Geronimo By Edward Curtis: 1905.
Later, Apache children are (for all practical purposes) kidnapped and taken to the Carlisle Industrial School, a boarding school in Pennsylvania where fifty of them die. 1890 General Crook, the Apache’s most powerful friendly voice in the U.S. Government, dies. 1894 Geronimo and 341 Chiricahua Apaches are transferred to Fort Sill, OK where they live in villages around the post.
1896
Chief Nana dies at Fort Sill (OK) at the age of 96. Despite the fact that he was half blind and crippled from arthritis most of his adult life, he had the longest, and perhaps deadliest fighting career of any of the more famous Apache warriors.
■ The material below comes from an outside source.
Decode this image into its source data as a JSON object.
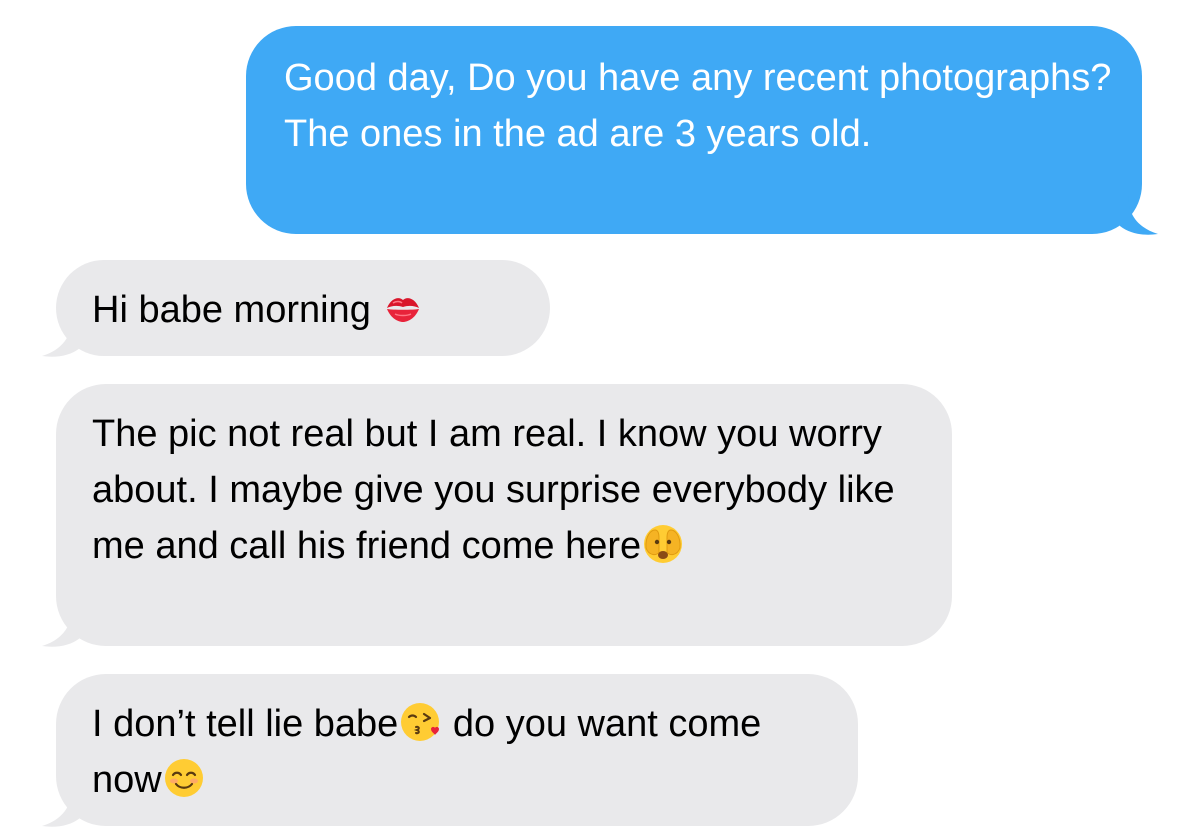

Prisoners-of-War: Geronimo, wife & children farming melon patch, Ft. Sill. 1890’s
1904
Geronimo, with permission from the War Department, appears as a celebrity at the St. Louis World Fair where, for money, he signs autographs and sells bows and arrows. 1905 Geronimo, once referred to as “the worst Indian who ever lived”, leads President Theodore Roosevelt’s Inaugural Parade.
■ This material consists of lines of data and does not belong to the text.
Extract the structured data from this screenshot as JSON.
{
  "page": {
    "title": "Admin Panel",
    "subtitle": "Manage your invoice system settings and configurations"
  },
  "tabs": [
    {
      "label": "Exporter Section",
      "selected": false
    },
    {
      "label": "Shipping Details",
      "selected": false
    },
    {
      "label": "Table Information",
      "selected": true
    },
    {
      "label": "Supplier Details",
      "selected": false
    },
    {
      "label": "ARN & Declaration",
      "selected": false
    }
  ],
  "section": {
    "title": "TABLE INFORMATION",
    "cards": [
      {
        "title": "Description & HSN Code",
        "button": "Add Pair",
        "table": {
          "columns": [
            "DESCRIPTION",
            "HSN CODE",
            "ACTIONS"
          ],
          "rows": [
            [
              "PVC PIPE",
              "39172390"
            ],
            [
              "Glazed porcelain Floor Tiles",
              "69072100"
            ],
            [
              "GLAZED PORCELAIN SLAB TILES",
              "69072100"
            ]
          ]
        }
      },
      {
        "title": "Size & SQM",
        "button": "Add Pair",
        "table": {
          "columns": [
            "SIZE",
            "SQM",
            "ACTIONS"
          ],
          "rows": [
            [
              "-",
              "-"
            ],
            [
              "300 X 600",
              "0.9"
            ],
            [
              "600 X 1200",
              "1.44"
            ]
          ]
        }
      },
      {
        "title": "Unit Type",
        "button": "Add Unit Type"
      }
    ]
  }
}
Six Indian chiefs passing in review before President Roosevelt during his 1905 Inaugural parade. Left to right: Buckskin Charlie (Ute), American Horse (Oglala Sioux), Quanah Parker (Comanche), Geronimo (Chiricahua Apache) and Hollow Horn Bear (Brule Sioux).
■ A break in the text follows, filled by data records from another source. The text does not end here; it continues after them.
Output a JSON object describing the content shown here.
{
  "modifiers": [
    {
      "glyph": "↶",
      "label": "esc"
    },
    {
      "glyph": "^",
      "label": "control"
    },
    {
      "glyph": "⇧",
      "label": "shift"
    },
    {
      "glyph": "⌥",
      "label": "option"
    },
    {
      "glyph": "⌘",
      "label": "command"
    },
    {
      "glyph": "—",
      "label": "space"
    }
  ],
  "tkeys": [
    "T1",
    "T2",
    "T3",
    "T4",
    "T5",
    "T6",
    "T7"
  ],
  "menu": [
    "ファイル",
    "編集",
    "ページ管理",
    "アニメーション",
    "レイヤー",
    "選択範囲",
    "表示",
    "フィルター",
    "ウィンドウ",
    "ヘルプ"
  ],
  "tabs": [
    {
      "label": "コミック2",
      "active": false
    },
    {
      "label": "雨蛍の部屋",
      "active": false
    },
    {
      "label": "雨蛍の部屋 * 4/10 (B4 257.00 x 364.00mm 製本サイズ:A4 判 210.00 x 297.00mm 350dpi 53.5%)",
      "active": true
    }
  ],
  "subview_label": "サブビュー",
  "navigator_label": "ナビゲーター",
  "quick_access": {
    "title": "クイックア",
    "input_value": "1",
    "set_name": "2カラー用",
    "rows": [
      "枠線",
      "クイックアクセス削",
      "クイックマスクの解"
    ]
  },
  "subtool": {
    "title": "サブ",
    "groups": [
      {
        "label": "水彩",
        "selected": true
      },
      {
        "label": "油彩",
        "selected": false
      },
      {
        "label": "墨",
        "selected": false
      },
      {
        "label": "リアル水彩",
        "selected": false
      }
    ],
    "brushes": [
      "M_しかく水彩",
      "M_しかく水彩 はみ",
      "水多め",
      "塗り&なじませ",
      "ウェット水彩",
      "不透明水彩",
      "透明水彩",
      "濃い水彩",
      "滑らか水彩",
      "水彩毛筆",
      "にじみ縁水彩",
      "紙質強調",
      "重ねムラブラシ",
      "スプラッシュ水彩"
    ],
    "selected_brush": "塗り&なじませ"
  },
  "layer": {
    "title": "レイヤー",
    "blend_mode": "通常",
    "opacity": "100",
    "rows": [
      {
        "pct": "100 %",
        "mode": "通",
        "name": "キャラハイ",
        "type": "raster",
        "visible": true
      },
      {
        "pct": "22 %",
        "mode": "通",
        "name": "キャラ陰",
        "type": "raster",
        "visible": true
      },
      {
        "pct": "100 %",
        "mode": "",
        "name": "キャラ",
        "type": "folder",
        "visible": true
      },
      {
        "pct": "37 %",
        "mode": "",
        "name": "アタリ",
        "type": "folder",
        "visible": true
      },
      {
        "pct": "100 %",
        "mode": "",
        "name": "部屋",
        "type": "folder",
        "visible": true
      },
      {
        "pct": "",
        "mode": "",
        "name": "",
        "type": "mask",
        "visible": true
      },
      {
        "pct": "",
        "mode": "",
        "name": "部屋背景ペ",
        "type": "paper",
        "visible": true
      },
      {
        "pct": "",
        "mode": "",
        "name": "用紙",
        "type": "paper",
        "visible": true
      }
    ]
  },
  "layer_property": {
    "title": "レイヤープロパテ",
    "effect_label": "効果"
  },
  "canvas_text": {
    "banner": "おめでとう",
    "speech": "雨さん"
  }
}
1909 Despite his many petitions, Geronimo is never allowed to return to the land of his birth. He later regrets his surrender and claims the U.S violated the terms he had agreed to. After 23 years as a prisoner of war, Geronimo dies of pneumonia at Fort Sill, Oklahoma, where he is buried. 1912 Arizona Territory becomes the 48thstate in the Union. 1913 The Chiricahuas’ status as prisoners of war is lifted. Of the 498 original prisoners, only 271 survived their 27-year ordeal. The Chiricahuas are given the choice of accepting lands north of Fort Sill or sharing a reservation with Mescalero Apaches in New Mexico. For most, the decision is wrenching. According to Ft. Sill Apache historian Michael Darrow, “Up to the last minute, people were trying to make the decision. Brothers and sisters split up, fathers and children split up. Some wanted to go one place, some to another. That’s how our tribe came to be split, with the Fort Sill Apaches in Oklahoma and the Chiricahuas at Mescalero.” Ultimately, 187 Chiricahuas decide to move to New Mexico; 84 choose to remain in Oklahoma.